Ethnicity and Crime: Neo-Marxist Approaches

Neo-Marxism draws on aspects of Marxist and Interactionist theory in order to explain the criminalisation of ethnic minorities by the media and the state.

The classic study from this perspective is Stuart Hall’s Policing the Crisis (1979) in which he examined the moral panic that developed over the crime of mugging in the 1970s. Despite sensationalist newspaper reports that claimed there was an increase in mugging, particularly among young black men in London, Hall’s own research showed that it was actually growing more slowly than in the previous decade.

Hall argued that a moral panic over black criminality at the time created a diversion away from the wider economic crisis – ‘black youths out of control’ being the headlines rather than ‘Capitalism in Crisis’ – hence the title of the book ‘Policing the Crisis’ (of Capitalism).

Hall broke his analysis down into several stages – focusing firstly on how Capitalism caused crime, and then on how the media, state and the police responded to this, and finally on the further reaction of the criminalised black youth:

  1. A major economic recession in the mid-1970s increased unemployment and lead to wider civil unrest – such as mass strikes.
  1. Capitalism faced a ‘legitimation crisis’ – it appeared not to be working – government needed a scapegoat to divert attention away from the failing Capitalist system.
  1. Fortunately (for the Capitalist Class and the government) the recession also lead to further social and economic marginalization of black youth which lead to an increase in street robbery.
  1. The media picked up on these street robberies, creating a ‘moral panic’.
  1. The government responded to this by putting more police in areas with increasing crime rates.
  1. This lead to higher arrest rates which the media of course reported.
  1. The end consequence of all of this is that the public’s attention is firmly focused on the problem of black criminality, rather than the deeper problems of the capitalist system which both causes crime in the first place and then further criminalises certain people (young, black and working class).

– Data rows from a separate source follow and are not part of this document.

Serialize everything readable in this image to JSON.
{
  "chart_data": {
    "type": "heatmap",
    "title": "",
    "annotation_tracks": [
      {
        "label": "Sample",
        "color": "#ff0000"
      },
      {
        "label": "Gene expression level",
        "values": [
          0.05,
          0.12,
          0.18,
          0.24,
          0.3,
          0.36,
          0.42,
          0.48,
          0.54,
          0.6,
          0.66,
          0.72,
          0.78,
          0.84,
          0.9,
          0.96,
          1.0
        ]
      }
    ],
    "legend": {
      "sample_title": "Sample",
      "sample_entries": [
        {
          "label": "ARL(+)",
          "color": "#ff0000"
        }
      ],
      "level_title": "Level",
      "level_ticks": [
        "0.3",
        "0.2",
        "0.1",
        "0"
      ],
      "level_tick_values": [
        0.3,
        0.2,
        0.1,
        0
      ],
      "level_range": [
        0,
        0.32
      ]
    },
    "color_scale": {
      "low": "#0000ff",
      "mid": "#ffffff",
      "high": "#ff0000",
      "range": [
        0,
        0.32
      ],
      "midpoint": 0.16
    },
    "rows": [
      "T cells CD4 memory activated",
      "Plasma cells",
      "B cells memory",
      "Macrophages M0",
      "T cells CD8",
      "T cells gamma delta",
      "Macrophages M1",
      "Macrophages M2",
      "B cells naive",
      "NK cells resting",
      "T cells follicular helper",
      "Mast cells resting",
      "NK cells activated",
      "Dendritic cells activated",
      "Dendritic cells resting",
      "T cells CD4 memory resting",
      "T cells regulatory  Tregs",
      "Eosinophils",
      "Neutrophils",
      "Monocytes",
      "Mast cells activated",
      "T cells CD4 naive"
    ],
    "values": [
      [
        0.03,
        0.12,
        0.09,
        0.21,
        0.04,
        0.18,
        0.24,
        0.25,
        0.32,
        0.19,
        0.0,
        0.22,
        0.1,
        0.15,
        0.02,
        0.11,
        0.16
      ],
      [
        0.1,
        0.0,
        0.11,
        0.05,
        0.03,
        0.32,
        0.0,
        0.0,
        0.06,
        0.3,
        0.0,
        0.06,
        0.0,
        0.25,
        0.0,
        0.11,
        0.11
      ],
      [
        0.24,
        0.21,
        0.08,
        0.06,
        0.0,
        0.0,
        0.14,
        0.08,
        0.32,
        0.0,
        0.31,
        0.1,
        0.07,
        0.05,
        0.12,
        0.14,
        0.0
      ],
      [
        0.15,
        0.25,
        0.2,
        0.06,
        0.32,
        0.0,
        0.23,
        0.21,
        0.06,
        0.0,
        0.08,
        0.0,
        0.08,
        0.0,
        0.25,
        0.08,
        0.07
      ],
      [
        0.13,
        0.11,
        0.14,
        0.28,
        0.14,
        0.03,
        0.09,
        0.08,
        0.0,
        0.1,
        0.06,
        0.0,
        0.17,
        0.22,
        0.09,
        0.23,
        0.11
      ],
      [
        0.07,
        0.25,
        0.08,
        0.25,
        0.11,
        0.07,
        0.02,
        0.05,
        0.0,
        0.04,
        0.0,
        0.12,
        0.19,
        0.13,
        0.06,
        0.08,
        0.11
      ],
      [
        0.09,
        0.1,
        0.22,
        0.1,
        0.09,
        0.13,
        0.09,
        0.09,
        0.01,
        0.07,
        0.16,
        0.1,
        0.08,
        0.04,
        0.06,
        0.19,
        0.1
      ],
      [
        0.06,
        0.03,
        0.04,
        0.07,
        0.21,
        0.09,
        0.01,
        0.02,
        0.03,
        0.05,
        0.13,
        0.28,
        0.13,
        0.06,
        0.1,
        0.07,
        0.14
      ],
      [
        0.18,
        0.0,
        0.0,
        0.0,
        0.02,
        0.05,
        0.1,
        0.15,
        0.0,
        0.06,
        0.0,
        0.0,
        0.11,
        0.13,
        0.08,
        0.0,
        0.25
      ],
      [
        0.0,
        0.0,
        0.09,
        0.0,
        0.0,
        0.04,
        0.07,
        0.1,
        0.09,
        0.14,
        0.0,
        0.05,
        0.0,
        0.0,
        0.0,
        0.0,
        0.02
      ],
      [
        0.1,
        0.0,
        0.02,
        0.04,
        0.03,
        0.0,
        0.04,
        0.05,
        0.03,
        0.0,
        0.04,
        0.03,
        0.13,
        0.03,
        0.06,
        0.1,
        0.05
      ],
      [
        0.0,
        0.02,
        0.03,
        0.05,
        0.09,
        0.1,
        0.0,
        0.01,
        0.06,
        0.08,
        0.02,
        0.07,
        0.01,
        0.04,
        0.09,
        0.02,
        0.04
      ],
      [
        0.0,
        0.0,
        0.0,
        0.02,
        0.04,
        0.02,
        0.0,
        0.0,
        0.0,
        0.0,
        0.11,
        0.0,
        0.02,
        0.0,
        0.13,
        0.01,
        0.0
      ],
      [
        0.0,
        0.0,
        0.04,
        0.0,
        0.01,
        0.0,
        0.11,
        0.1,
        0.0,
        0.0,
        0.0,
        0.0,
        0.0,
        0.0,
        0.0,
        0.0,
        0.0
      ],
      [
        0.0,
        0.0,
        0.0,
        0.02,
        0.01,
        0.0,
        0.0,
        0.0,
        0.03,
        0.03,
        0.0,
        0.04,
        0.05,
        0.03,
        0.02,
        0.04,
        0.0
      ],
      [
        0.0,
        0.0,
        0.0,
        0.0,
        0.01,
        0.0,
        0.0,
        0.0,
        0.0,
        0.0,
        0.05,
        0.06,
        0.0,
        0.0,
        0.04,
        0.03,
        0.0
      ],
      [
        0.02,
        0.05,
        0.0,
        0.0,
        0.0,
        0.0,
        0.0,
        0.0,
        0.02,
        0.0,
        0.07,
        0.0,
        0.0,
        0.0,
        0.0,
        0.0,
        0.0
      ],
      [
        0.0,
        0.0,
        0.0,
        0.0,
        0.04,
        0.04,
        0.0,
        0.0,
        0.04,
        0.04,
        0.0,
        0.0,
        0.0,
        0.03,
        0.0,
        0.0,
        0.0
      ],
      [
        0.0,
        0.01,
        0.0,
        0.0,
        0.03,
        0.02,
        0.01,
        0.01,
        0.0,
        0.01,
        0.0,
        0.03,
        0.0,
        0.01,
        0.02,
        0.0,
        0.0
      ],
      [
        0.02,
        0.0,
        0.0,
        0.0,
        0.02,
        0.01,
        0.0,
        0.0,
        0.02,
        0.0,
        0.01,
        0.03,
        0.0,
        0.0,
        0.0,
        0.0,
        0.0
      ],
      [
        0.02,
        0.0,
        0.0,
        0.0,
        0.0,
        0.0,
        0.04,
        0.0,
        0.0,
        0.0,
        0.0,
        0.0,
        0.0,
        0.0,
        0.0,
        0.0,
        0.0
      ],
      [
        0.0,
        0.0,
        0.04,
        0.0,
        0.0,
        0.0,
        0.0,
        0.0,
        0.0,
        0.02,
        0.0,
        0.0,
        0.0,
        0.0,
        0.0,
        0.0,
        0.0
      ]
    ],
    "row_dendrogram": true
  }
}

  • Stuart Hall seems to contradict himself – On one hand he claims that black crime is exaggerated; on the other hand he states that crime is bound to rise because of factors such as unemployment. If crime rates do rise, then it isn’t a moral panic but a real event.
  • The association between criminality and black youth has continued since the economic crisis of the 1970s, so it’s not clear that this is the ultimate cause of the ‘moral panic’.